Published
I need some advice, I thought I wanted to be a nurse ever since I was a little girl, however, once in school I started to really dread it. Couldn't figure out what it was, I enjoyed the lectures but hated clinicals. I realize that I don't want to do bedside nursing, but what non-clinical nursing jobs are available? I am a new grad so that limits my options right there. I am very compassionate but just cannot handle high stress and fast paced environments. I don't know what to do.
First of all, don't let anyone tell you that you "need to" be miserable for a while just to be a nurse, or that in order to be a real nurse, you need to pay your dues and work at the bedside.
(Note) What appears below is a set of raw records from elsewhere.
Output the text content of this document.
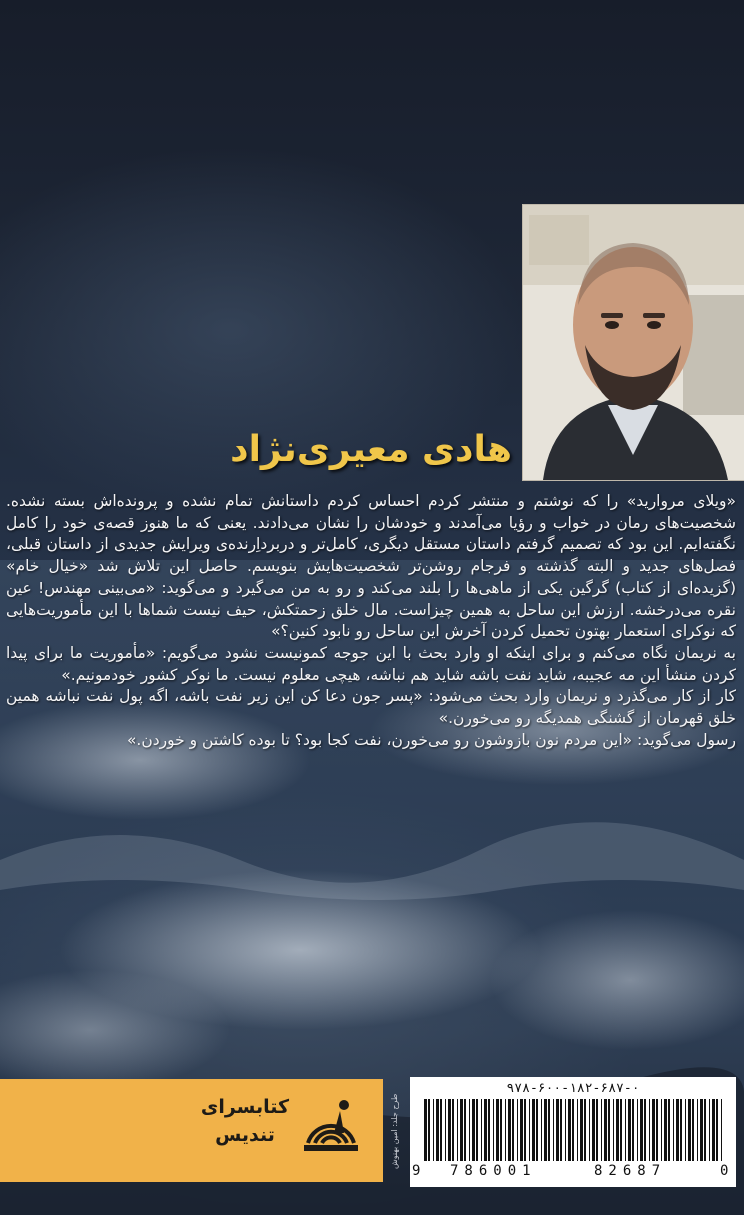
هادی معیری‌نژاد

«ویلای مروارید» را که نوشتم و منتشر کردم احساس کردم داستانش تمام نشده و پرونده‌اش بسته نشده. شخصیت‌های رمان در خواب و رؤیا می‌آمدند و خودشان را نشان می‌دادند. یعنی که ما هنوز قصه‌ی خود را کامل نگفته‌ایم. این بود که تصمیم گرفتم داستان مستقل دیگری، کامل‌تر و دربرداِرنده‌ی ویرایش جدیدی از داستان قبلی، فصل‌های جدید و البته گذشته و فرجام روشن‌تر شخصیت‌هایش بنویسم. حاصل این تلاش شد «خیال خام» (گزیده‌ای از کتاب) گرگین یکی از ماهی‌ها را بلند می‌کند و رو به من می‌گیرد و می‌گوید: «می‌بینی مهندس! عین نقره می‌درخشه. ارزش این ساحل به همین چیزاست. مال خلق زحمتکش، حیف نیست شماها با این مأموریت‌هایی که نوکرای استعمار بهتون تحمیل کردن آخرش این ساحل رو نابود کنین؟»

به نریمان نگاه می‌کنم و برای اینکه او وارد بحث با این جوجه کمونیست نشود می‌گویم: «مأموریت ما برای پیدا کردن منشأ این مه عجیبه، شاید نفت باشه شاید هم نباشه، هیچی معلوم نیست. ما نوکر کشور خودمونیم.»

کار از کار می‌گذرد و نریمان وارد بحث می‌شود: «پسر جون دعا کن این زیر نفت باشه، اگه پول نفت نباشه همین خلق قهرمان از گشنگی همدیگه رو می‌خورن.»

رسول می‌گوید: «این مردم نون بازوشون رو می‌خورن، نفت کجا بود؟ تا بوده کاشتن و خوردن.»

کتابسرای
تندیس	طرح جلد: امین بهنوش
۹۷۸-۶۰۰-۱۸۲-۶۸۷-۰
9 786001	82687	0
It's always an option, and it's a good way to develop skills, but as my public health instructor told me, there is this belief out there that you need to be at the bedside to be a "whole" nurse, and that's not true.I precepted in public health at the health department and eventually got my first full-time nursing job there. I tuned out the negativity about how I needed to sculpt my career a certain way, and I'm incredibly happy. Public health, to be sure, takes a very different skill set than bedside nursing. There are many different settings out there, even in such a saturated market.
Amen, same here. I am in public health now and I would not do anything else. Getting a year of bedside experience would have been valuable if I wanted to stay in bedside jobs. But my goals are to work in public health, and my public health experience will help me to continue in public health.
scubanurse2000
13 Posts
I could not agree more with some of these posts! I too, am not interested in bedside nursing, and I am tired of the same old argument of paying one's dues. And, looking at it from the other side of the argument, if I were to chose Med-Surg as my career (hypothetically) I think I would resent having my job being viewed as a type of "boot camp" for new nurses. Different hospital departments require their own specialized set of skills. Our "boot camp" should have been during our clinicals, but that is a different issue to discuss.